- Republicans in the Tennessee legislature just expelled a member for leading a gun reform protest in the House of Chambers.
- The Tennessee House of Representatives voted 75-25 on Thursday to expel state Rep. Justin Jones.
- Jones was one of three Democrats in the state House who participated in the protest following an elementary school shooting.
A week after he participated in a protest in the Tennessee House of Representatives, GOP state representatives voted to expel state Rep. Justin Jones.
The Tennessee House voted 75-25 on Thursday to expel Jones. He's one of three Democrats in the Tennessee House of Representatives who led a disruptive protest with a megaphone on March 30 to call for gun law reform after a shooter killed six people at a private elementary school in Nashville just days prior.
At the protest last Thursday, Jones, alongside Democratic state Reps. Justin Pearson and Gloria Johnson, walked towards the floor's podium between bill debates, shouting without having permission to address the chamber, which is not allowed under the rules of the legislature.
Protestors flanked the chamber's galleries and chanted for gun reform, along with the three lawmakers, and a recess was called within minutes. After the action, Republican House leadership in the legislature introduced three nearly identical motions to expel the representatives.

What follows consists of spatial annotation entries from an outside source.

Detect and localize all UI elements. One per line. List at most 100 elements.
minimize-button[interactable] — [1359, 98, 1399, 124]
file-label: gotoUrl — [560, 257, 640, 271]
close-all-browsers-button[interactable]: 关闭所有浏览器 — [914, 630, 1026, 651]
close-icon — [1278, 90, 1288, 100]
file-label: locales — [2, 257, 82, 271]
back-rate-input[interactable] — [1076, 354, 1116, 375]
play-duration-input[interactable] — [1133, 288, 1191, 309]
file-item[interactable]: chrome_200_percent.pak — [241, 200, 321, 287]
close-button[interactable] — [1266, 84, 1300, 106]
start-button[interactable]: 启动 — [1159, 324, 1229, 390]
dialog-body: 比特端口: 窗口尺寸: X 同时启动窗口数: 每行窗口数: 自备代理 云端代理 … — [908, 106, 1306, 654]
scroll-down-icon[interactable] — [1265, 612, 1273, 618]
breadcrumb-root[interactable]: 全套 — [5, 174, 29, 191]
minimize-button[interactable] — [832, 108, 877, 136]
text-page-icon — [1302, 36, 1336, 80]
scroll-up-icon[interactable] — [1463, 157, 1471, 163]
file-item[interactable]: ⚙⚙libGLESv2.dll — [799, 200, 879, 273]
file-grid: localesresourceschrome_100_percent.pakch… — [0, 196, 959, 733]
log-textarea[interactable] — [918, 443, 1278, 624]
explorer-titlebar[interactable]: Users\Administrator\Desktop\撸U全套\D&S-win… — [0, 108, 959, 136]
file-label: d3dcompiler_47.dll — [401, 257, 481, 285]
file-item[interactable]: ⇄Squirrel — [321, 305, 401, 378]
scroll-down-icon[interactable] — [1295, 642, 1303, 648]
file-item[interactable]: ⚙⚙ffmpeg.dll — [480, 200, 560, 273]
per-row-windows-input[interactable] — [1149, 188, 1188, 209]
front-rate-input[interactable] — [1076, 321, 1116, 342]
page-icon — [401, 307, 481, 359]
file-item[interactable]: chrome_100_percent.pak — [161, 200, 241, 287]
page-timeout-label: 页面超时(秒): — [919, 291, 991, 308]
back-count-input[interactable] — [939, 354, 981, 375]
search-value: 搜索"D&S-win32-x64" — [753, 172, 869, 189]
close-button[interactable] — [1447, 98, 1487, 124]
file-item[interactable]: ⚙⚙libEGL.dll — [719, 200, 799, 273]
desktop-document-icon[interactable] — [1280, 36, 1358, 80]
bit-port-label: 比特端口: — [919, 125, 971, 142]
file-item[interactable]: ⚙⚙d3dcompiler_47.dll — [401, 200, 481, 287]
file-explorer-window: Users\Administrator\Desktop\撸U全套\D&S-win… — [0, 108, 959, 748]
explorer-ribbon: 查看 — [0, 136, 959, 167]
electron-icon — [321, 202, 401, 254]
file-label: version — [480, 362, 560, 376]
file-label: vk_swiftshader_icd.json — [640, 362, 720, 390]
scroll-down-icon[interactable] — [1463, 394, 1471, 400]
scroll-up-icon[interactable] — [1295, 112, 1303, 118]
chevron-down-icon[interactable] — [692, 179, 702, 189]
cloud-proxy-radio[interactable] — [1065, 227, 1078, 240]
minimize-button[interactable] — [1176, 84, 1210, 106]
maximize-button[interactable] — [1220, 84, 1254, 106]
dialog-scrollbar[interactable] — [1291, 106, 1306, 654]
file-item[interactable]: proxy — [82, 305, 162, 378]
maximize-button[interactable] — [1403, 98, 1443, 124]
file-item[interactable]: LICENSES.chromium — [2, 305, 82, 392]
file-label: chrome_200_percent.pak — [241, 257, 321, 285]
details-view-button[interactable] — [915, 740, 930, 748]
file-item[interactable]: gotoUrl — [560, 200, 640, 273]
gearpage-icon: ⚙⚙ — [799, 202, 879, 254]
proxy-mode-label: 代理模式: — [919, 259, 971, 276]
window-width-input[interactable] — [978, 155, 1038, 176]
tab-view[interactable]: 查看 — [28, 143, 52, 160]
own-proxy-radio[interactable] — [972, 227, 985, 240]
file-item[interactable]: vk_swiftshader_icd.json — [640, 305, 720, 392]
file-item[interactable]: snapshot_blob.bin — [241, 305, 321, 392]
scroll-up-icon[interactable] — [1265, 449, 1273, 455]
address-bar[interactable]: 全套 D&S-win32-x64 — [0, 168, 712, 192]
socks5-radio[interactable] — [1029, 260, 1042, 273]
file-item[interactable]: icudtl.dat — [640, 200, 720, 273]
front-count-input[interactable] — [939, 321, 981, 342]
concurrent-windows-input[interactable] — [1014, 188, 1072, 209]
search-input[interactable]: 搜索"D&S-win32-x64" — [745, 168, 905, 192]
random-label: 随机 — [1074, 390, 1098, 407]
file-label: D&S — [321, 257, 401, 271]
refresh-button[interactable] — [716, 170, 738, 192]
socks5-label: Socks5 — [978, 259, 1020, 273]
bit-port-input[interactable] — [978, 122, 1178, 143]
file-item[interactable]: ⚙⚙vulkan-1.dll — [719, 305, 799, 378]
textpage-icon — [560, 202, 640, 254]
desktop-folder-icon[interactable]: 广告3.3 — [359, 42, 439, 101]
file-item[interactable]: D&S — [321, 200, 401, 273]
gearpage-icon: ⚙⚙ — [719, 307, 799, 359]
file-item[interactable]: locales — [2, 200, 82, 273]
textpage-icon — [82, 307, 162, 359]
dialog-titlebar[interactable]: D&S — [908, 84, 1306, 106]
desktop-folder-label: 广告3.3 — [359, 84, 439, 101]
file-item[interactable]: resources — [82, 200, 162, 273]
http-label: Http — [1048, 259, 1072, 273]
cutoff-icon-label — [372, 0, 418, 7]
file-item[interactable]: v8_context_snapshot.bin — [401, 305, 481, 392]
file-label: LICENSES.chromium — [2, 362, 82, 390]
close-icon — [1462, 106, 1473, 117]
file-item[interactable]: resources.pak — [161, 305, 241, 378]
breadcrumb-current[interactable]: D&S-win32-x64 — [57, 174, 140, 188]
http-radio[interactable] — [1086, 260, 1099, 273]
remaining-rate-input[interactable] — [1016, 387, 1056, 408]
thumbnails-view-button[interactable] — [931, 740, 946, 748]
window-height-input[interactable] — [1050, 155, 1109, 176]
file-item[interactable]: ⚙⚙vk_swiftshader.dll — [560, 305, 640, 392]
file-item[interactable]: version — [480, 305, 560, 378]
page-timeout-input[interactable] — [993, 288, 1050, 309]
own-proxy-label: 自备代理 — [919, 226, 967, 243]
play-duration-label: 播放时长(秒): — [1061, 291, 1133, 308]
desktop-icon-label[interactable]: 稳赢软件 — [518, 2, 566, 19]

On Thursday, the motion to expel Rep. Johnson failed with the vote tally reaching 65-30.
"I want to stop the guns before they ever get to the schoolhouse doors," Johnson told Insider last Thursday, after the protest. "Not ready for a war when they get there. Let's keep them from ever getting there. We can do that."
Tennessee House Speaker Cameron Sexton said on Monday that the actions committed by the Democrats in the House of Chambers "are and always will be unacceptable." Following the raucous protest last week, he compared the three Democrats to insurrectionists who violently attempted to stop the certification of the 2020 election results and chanted about killing the likes of former Vice President Mike Pence and then-House Speaker Nancy Pelosi.
"What they did today was equivalent, at least equivalent, maybe worse depending on how you look at it, to doing an insurrection in the State Capitol," Sexton said.
Expelling someone from the Tennessee House of Representatives is a rare occurrence and requires two-thirds of members to vote in favor to expel someone. Republicans in the state control the House by a large margin — of the 99 seats in the Tennessee House, 75 are held by Republicans, 23 by Democrats, and one is vacant.
Only two members of the Tennessee House have been expelled over the last 157 years. One, according to CNN, was in 1980 after the body found the representative guilty of accepting a bribe. The second was in 2016 over sexual harassment allegations.
Jones noted the rarity of his expulsion in a speech in the Tennessee House of Chambers on Thursday, pointing out that former domestic abusers and an "admitted child molester" harmoniously worked in space without an expulsion.
—philip lewis (@Phil_Lewis_) April 6, 2023
Until Jones' seat is filled in a special election, his county commission can appoint an interim lawmaker. This can also be, according to NPR, the expelled member. Jones could also return to his former seat after running for office again.
President Joe Biden addressed the Tennessee House leadership's focus on expelling the three, calling the move, "undemocratic."
"Three kids and three officials gunned down in yet another mass shooting. And what are GOP officials focused on?" Biden tweeted on Thursday. "Punishing lawmakers who joined thousands of peaceful protesters calling for action. It's shocking, undemocratic, and without precedent."